L’ONG internationale, créée en France mais qui compte 40.000 employés permanents dans le monde, a indiqué dans un communiqué avoir été saisie de 146 plaintes ou alertes reçues par sa direction. Ce recensement n’est sans doute que partiel car l’ONG n’y inclut pas « les cas directement gérés par les équipes sur le terrain et non signalés au siège » opérationnel à Paris.
« Bien que les signalements d’abus soient en augmentation régulière, MSF est consciente que les abus en son sein sont sous-rapportés », a précisé l’ONG.

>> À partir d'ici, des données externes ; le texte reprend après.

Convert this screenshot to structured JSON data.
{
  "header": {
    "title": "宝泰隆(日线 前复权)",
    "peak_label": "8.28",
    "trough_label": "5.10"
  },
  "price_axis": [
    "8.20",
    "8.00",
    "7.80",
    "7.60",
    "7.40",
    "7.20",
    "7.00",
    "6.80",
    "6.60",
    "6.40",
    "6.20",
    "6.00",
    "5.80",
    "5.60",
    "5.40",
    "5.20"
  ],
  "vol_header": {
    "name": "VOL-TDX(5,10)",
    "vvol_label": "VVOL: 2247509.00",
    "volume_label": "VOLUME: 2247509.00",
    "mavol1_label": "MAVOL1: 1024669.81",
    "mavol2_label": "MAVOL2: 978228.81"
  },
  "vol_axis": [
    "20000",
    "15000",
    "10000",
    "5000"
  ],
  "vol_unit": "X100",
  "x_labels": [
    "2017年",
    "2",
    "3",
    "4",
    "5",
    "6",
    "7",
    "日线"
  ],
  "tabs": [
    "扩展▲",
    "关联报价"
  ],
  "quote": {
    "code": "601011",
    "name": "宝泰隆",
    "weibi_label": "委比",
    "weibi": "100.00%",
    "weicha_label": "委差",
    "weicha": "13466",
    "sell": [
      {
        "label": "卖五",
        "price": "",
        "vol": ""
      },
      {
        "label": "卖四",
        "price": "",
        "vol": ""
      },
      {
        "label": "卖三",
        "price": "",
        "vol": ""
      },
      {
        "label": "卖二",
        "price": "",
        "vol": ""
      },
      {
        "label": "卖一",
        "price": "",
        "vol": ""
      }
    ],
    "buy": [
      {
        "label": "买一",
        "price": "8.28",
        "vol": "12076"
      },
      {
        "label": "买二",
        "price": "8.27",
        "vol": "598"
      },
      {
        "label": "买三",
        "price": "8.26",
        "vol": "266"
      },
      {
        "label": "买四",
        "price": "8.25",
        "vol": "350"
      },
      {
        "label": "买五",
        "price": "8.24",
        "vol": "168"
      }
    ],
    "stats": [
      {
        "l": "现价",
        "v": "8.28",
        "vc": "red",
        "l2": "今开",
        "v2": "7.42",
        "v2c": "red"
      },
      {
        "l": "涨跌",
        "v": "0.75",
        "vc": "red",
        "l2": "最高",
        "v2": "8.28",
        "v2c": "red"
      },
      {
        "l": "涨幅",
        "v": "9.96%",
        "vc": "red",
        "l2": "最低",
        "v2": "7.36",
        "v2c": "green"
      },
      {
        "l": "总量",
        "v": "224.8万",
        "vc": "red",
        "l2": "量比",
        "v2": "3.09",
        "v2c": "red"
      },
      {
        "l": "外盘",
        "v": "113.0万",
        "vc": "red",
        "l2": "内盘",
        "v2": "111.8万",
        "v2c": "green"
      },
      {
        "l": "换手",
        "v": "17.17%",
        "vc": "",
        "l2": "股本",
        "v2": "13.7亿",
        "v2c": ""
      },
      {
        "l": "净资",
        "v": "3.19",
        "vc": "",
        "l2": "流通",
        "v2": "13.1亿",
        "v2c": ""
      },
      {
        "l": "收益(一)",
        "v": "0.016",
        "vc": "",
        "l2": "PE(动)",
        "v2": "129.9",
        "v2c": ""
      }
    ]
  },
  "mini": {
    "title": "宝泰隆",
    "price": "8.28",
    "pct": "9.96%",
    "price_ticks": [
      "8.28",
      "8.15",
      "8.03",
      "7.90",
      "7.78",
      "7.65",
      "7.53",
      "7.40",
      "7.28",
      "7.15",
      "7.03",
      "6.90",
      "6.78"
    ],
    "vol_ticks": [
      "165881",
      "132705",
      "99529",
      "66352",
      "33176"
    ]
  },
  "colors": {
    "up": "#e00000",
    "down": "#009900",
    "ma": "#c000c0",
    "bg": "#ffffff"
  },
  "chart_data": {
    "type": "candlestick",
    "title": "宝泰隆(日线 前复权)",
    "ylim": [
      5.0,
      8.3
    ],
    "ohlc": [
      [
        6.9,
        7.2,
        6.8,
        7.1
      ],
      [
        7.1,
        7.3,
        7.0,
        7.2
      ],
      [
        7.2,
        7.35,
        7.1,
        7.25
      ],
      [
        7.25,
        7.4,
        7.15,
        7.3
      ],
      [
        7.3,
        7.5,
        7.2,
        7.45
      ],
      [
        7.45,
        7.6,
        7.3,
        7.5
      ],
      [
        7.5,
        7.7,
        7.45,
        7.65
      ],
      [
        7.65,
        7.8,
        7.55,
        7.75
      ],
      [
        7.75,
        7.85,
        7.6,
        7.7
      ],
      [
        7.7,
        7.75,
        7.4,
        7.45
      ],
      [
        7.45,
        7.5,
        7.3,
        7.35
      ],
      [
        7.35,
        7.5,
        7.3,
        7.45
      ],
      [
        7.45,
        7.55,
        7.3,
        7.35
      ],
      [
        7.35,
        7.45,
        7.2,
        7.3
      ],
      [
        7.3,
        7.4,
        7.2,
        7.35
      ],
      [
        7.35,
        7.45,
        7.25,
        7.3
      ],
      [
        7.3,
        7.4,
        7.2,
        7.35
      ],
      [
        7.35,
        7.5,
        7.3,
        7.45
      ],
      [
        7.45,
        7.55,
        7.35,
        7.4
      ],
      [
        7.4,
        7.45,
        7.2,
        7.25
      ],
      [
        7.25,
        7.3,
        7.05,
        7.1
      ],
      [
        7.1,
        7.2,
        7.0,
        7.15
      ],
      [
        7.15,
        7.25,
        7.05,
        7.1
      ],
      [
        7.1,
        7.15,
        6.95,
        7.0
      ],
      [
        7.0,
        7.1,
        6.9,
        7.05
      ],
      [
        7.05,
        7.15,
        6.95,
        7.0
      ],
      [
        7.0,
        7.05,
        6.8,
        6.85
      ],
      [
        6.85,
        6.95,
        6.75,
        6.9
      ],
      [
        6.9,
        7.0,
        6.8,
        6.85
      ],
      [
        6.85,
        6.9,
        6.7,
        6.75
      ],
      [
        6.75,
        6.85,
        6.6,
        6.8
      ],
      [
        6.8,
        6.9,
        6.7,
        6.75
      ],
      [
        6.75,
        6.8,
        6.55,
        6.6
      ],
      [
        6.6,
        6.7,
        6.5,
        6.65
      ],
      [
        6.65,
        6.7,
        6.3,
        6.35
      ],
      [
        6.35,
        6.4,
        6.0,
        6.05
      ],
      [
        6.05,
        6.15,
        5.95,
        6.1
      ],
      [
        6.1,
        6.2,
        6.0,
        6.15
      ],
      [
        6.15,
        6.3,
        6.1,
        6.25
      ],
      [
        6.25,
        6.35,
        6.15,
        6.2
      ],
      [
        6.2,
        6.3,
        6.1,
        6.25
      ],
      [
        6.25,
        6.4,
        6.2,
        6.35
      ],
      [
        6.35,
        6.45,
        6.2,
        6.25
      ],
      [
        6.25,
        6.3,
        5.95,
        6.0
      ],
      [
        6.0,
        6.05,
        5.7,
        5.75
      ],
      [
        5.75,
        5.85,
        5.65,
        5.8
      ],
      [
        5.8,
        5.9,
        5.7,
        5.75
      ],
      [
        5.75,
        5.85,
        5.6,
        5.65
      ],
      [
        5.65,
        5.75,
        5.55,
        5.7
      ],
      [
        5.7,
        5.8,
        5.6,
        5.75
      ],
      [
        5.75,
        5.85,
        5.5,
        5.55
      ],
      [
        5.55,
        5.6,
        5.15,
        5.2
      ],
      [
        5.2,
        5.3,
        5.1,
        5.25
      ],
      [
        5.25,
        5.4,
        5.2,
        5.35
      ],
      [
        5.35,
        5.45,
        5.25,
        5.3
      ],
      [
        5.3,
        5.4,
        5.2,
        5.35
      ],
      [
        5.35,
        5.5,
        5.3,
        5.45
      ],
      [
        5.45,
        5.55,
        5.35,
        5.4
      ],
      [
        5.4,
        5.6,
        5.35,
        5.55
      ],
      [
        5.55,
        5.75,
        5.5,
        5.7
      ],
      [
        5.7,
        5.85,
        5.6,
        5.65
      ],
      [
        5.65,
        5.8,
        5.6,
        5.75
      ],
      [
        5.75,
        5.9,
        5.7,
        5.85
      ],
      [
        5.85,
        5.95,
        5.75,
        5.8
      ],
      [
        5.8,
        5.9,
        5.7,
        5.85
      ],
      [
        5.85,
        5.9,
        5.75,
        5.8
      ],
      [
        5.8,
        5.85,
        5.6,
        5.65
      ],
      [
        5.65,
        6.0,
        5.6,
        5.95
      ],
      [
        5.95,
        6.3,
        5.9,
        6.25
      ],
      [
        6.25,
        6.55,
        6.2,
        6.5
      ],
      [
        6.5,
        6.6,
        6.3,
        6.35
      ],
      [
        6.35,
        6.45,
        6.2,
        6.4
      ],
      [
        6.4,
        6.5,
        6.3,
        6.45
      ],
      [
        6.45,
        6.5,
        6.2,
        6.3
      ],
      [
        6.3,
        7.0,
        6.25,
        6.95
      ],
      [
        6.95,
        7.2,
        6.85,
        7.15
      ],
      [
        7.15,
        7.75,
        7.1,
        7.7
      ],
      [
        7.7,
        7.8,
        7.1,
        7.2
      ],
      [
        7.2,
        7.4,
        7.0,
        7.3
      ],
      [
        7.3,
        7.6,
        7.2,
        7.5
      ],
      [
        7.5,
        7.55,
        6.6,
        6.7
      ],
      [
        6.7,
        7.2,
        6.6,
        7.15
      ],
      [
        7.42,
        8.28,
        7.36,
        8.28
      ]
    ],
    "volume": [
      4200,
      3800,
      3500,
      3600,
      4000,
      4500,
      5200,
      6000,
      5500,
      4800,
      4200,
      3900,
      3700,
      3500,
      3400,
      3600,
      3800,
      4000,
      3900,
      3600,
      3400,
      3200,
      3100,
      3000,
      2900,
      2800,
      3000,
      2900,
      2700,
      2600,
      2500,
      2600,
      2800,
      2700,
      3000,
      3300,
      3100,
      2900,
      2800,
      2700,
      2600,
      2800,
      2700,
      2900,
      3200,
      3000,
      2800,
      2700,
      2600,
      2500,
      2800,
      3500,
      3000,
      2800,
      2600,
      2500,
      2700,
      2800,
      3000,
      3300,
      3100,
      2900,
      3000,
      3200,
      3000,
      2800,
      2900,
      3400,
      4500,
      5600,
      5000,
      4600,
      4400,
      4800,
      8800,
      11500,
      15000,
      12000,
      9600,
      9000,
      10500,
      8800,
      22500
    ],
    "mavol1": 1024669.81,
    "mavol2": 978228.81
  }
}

Quarante cas ont été identifiés comme des « cas d’abus ou de harcèlement », sexuel ou non, au terme d’une investigation interne, et, parmi ces 40 cas, 24 étaient des cas de harcèlement ou d’abus « sexuel », a précisé MSF.

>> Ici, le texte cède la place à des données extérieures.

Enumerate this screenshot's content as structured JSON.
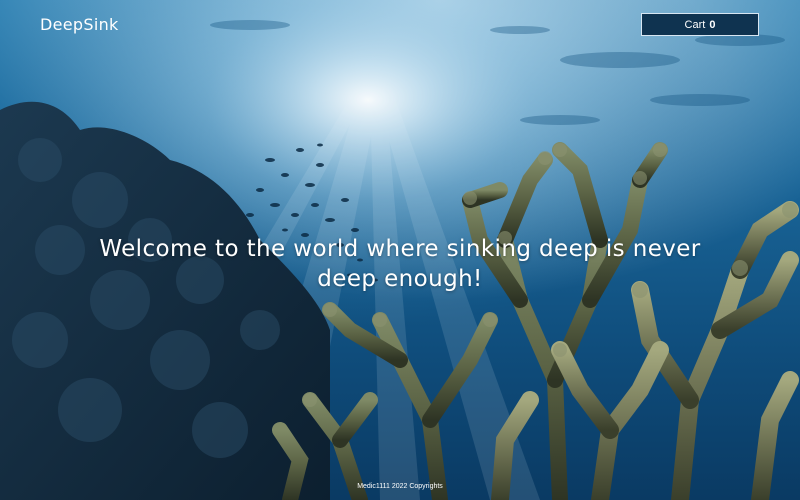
{
  "header": {
    "brand": "DeepSink",
    "cart_label": "Cart",
    "cart_count": "0"
  },
  "hero": {
    "headline": "Welcome to the world where sinking deep is never deep enough!"
  },
  "footer": {
    "copyright": "Medic1111 2022 Copyrights"
  },
  "colors": {
    "ocean_top": "#1f6a9c",
    "ocean_deep": "#0b3a5e",
    "cart_bg": "#0f3350",
    "text": "#ffffff"
  }
}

Sur ces 24 cas, 19 personnes ont été licenciées, a ajouté l’organisation. « Dans les autres cas, les employés ont été sanctionnés par des mesures disciplinaires ou des suspensions », précise le communiqué.
MSF fait ces révélations en plein scandale Oxfam, où les accusations éclaboussant l’ONG se multiplient, notamment celle de ne pas avoir signalé les agissements d’un de ses cadres mis en cause.

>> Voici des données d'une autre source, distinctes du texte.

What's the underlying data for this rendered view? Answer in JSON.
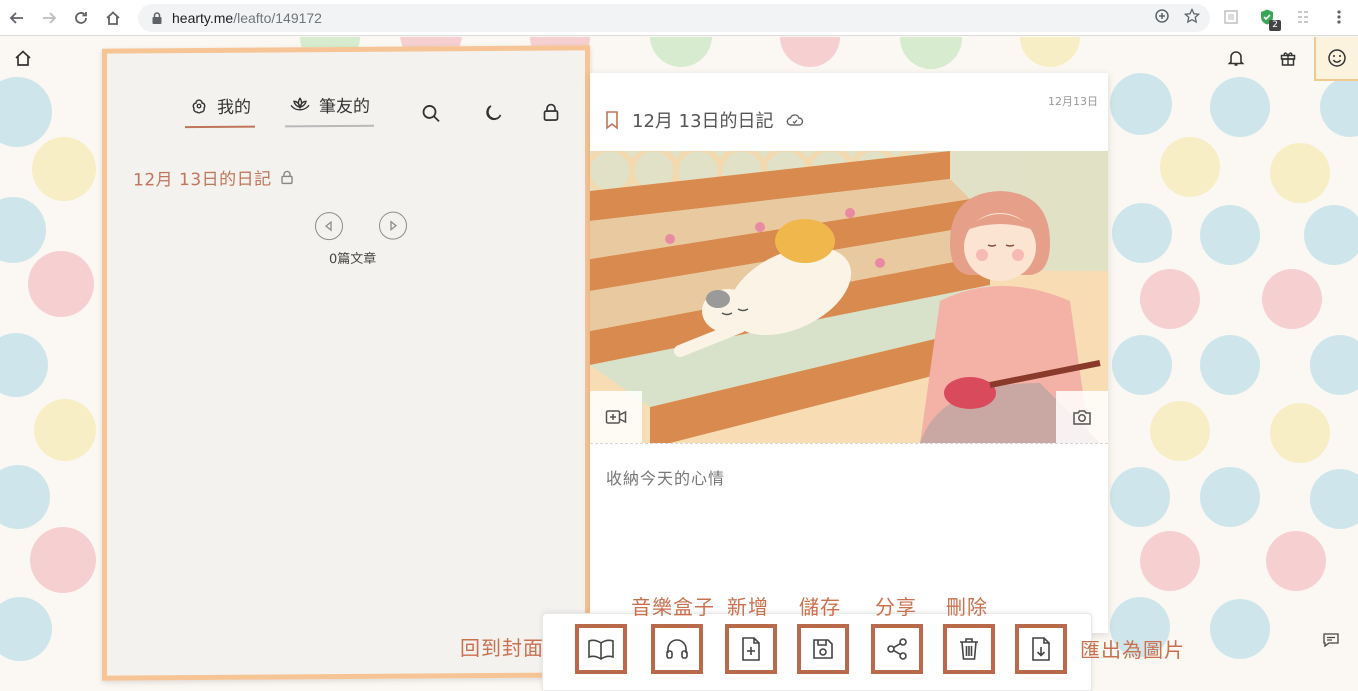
{
  "browser": {
    "url_host": "hearty.me",
    "url_path": "/leafto/149172",
    "extension_badge": "2"
  },
  "left_page": {
    "tabs": [
      {
        "label": "我的",
        "icon": "flower-icon",
        "active": true
      },
      {
        "label": "筆友的",
        "icon": "lotus-icon",
        "active": false
      }
    ],
    "diary_title": "12月 13日的日記",
    "article_count": "0篇文章"
  },
  "right_page": {
    "date": "12月13日",
    "entry_title": "12月 13日的日記",
    "mood_placeholder": "收納今天的心情"
  },
  "toolbar": {
    "labels": {
      "cover": "回到封面",
      "music": "音樂盒子",
      "add": "新增",
      "save": "儲存",
      "share": "分享",
      "delete": "刪除",
      "export": "匯出為圖片"
    }
  },
  "colors": {
    "accent": "#c0755a",
    "book_border": "#f7c595",
    "toolbar_box": "#b96a4b"
  }
}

Cible de plusieurs accusations, le Belge Roland van Hauwermeiren, ancien directeur pays au Tchad et en Haïti pour Oxfam avant de démissionner, avait fait l’objet dès 2004 d’une plainte pour abus sexuel, lorsqu’il était en poste au Libéria pour l’ONG britannique Merlin. Après Oxfam, il avait rejoint l’ONG française Action contre la faim au Bangladesh, cette dernière déplorant ne pas avoir été prévenue.
Après les révélations sur le recours à des prostituées et de potentiels abus sexuels au Tchad et en Haïti, Helen Evans, directrice de la prévention interne à Oxfam entre 2012 et 2015, a dénoncé mardi l’existence d’une « culture d’abus sexuels au sein de certains bureaux », faisant état de viols ou tentatives de viols au Soudan du Sud ou d’agressions sur des mineurs bénévoles dans des magasins de l’ONG au Royaume-Uni.
Et l’ONG est aussi ébranlée sur un autre front: l’arrestation mardi au Guatemala du président d’Oxfam International, l’ancien ministre des Finances Juan Alberto Knight, cette fois dans le cadre d’un scandale de corruption, sans lien avec les affaires sexuelles en cours.
Les effets n’ont pas tardé à se faire sentir pour Oxfam. Lundi, la directrice générale adjointe d’Oxfam Penny Lawrence a démissionné.
Mardi soir, l’actrice et chanteuse britannique Minnie Driver, nommée au Oscars, a annoncé sa démission de son rôle d' »ambassadrice » d’Oxfam, première célébrité à claquer la porte.
Mercredi, une porte-parole de l’ONG a indiqué que l’organisation humanitaire avait enregistré 1.270 annulations de dons par prélèvement automatique entre samedi et lundi – contre une moyenne mensuelle de 600.
Jeudi, des représentants de l’ONG sont convoqués par le ministère haïtien de la Planification et de la Coopération externe pour fournir des explications. Le président Jovenel Moïse a dénoncé mardi une « violation extrêmement grave de la dignité humaine ».
A la suite de ces accusations, la secrétaire d’Etat britannique au développement international, Penny Mordaunt, a écrit à toutes les ONG pour leur demander de renforcer leurs procédures de contrôle.
« Nous voulons un changement des procédures (…), que les personnels rendent compte de leurs actions », a déclaré Mme Mordaunt lors d’un colloque international à Stockholm, dont des extraits ont été diffusés par ses services à Londres.
Pour Mike Jennings, directeur des études sur le développement à l’Ecole des Etudes Orientales et Africaines de Londres, les situations d’urgence constituent un environnement propice aux abus. « Vous avez des personnes extrêmement vulnérables, qui ont tout perdu bien souvent, et d’autres qui ont accès à beaucoup de ressources, ce qui leur donne du pouvoir », explique-t-il à l’AFP.
A Londres, des habitués des magasins Oxfam ne semblaient pas tenir rigueur à l’ONG. « C’est comme une branche d’une chaîne de magasins, ce n’est pas le tout », estime Richard.
Pourtant, les abus sexuels sont « une pratique courante » dans le milieu humanitaire, a dénoncé sur la BBC Megan Nobert, une jeune femme qui avait été droguée et violée par un confrère lorsqu’elle travaillait pour un programme de l’ONU au Soudan du Sud en 2015.
« Le communauté humanitaire n’est que la dernière sur la liste », estime-t-elle, dans la lignée du scandale Weinstein ou de la campagne #MeToo. « Elle doit maintenant se pencher publiquement sur un problème qu’elle voulait résoudre discrètement ».